Linear Independence for functions defined by integration I came across this problem while doing some work. I'm been unable to make any progression on it. Any suggestions would be greatly appreciated. 
Given that the set of strictly positive and continuous functions $$f_i(x,y) >0, \quad i=1,\dots,n$$
are linearly independent for $(x,y)  \in [0,1]^2$. Let $g_i$ be defined by
$$
g_i(x) = \int_{y\in [0,1] } f_i(x,y) d y, \quad  i=1,\dots,n
$$
where $g_i$ is unique up to some positive multiple (There is a better way to say this?, say $g_i(x) \neq c g_j(x)$ for some $c >0$ and $i$ &  $j \in \left\{1,\ldots,n\right\}$ and $x \in(0,1)$ )
Is the set of functions, $g_1,\ldots,g_n$, also linearly independent for $x \in [0,1]$? 
 A: No, not in general. For $n$ a natural number greater than or equal to $3$, let
$$f_i(x,y) = \left\{ \begin{array}{l l} (i+1)(xy)^i + (i+1)y^i & \text{for $i \in \{1,...,n-1\}$}\\
\sum_{j=1}^{n-1} (j+1)(xy)^j + (n-1)& \text{for $i=n$}\end{array}\right.$$
Then the the functions $f_1,...,f_n$ are linearly independent. Let us see why this is so. For any linear combination we have:
$$\sum_{i=1}^n a_i f_i(x,y) = \sum_{i=1}^{n-1}(a_i+a_n)(i+1)(xy)^i + \sum_{i=1}^{n-1}a_i(i+1)y^i +a_n(n-1)$$
and since a polynomial is zero if and only if all its coefficients are zero we see that the linear combination is zero if and only if $a_1=a_2=..=a_n=0$.
 However the functions
$$g_i(x) = \left\{\begin{array}{l l} x^i+1 & \text{for $i\in\{1,..,n-1\}$}\\
\sum_{j=1}^{n-1}x^j + (n-1) & \text{for $i=n$}\end{array}\right.$$
are linearly dependent since $$\sum_{i=1}^{n-1} g_i(x) = g_n(x).$$ One can show more that any $n-1$ of the $g_i$'s are linearly independent (which is much stronger that your requirement that none of them are scalar multiples of each other).

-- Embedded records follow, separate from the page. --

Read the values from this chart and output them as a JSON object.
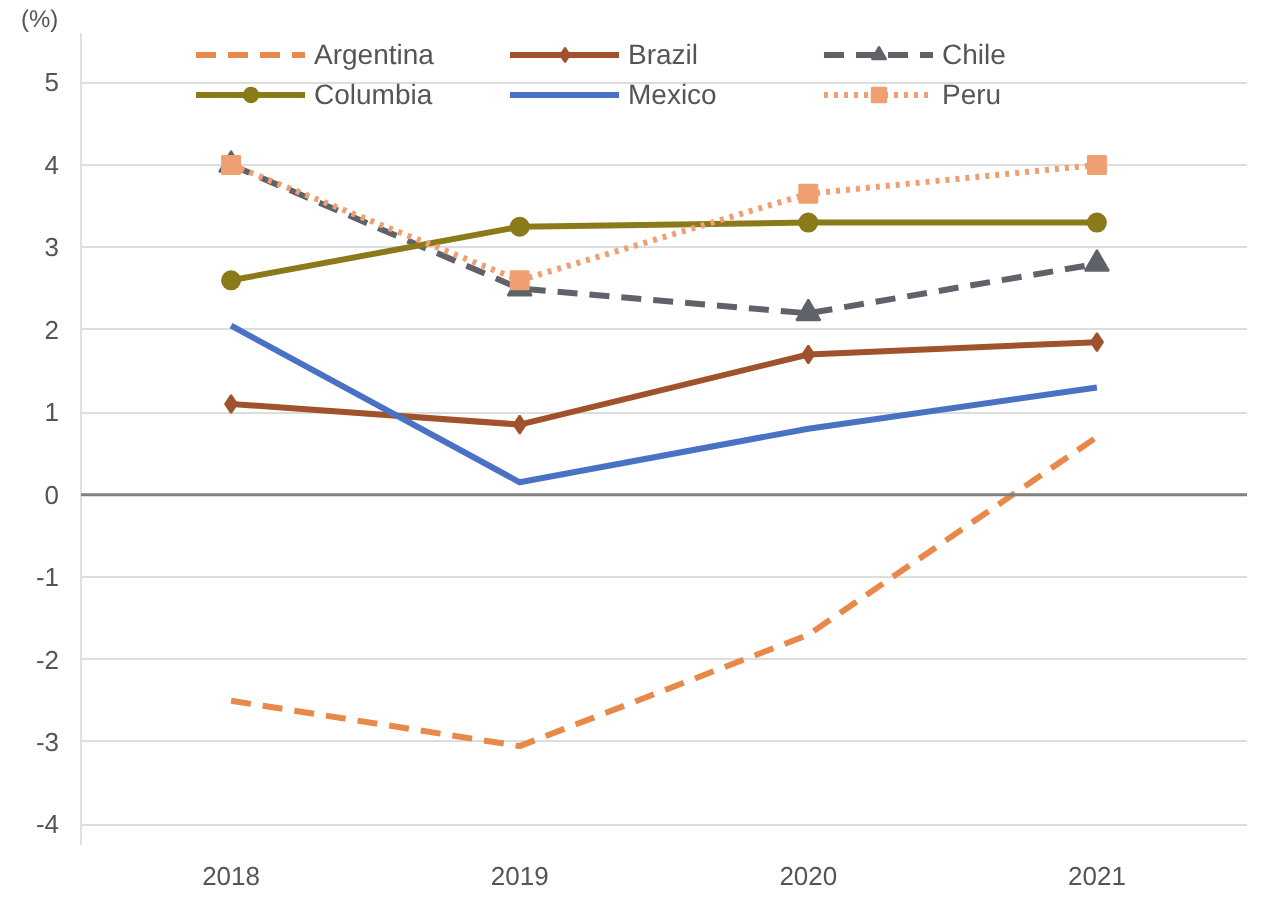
{
  "chart_data": {
    "type": "line",
    "ylabel": "(%)",
    "categories": [
      "2018",
      "2019",
      "2020",
      "2021"
    ],
    "series": [
      {
        "name": "Argentina",
        "color": "#e8894a",
        "values": [
          -2.5,
          -3.05,
          -1.7,
          0.7
        ],
        "line_style": "dashed",
        "marker": "none"
      },
      {
        "name": "Brazil",
        "color": "#a0522d",
        "values": [
          1.1,
          0.85,
          1.7,
          1.85
        ],
        "line_style": "solid",
        "marker": "diamond"
      },
      {
        "name": "Chile",
        "color": "#5f6369",
        "values": [
          4.0,
          2.5,
          2.2,
          2.8
        ],
        "line_style": "dashed",
        "marker": "triangle"
      },
      {
        "name": "Columbia",
        "color": "#8b7a1a",
        "values": [
          2.6,
          3.25,
          3.3,
          3.3
        ],
        "line_style": "solid",
        "marker": "circle"
      },
      {
        "name": "Mexico",
        "color": "#4a72c4",
        "values": [
          2.05,
          0.15,
          0.8,
          1.3
        ],
        "line_style": "solid",
        "marker": "none"
      },
      {
        "name": "Peru",
        "color": "#f0a070",
        "values": [
          4.0,
          2.6,
          3.65,
          4.0
        ],
        "line_style": "dotted",
        "marker": "square"
      }
    ],
    "ylim": [
      -4.25,
      5.6
    ],
    "yticks": [
      -4,
      -3,
      -2,
      -1,
      0,
      1,
      2,
      3,
      4,
      5
    ],
    "ref_lines": [
      {
        "axis": "y",
        "value": 0,
        "color": "#808080"
      }
    ],
    "grid": "y",
    "legend": "top"
  }
}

From one of your comments "I believe the solution relies on the fact that the mapping from $f_i$ to $g_i$ is an isomorphism" it seems that you perhaps wanted to ask a different question (since definite integration is far from injective). Perhaps you wanted to ask if $f_i:[0,1]\times [0,1]\to \mathbb{R}$ and $g_i : [0,1]\times [0,1] \to \mathbb{R}$ for $i \in \{1,..,n\}$ are functions such that the partial derivative of $g_i$ with respect to $y$ is $f_i$, then $f_1,..,f_n$ being linearly independent implies $g_1,..,g_n$ are linearly independent. This is indeed so since $\sum_{i=1}^n a_ig_i(x,y) = 0$ implies (by taking the partial derivative) that $\sum_{i=1}^{n} a_i f_i(x,y)=0$ which then implies that $a_1=a_2=..=a_n=0$.
A: No, it is not (always) linear independent.
Take $f_1(x,y) := 1+y^2$ and $f_2 = 1+(y-1)^2$ (on $[0,1]^2$).
As far as I understood it, $S:=\{f_1,f_2\}$ is good to go.  
$$g_1(x) = 1.5 = g_2(x)\quad \forall x \in [0,1].$$
So this proposition can't be true.
Possible explanation (no proof)
You lose information during integration, so they lose their distinction.
The $f_1(x,1-y)=f_2(x,y)\quad \forall x \in[0,1]^2$ is the problem here. The symmetry of the integral kills the difference.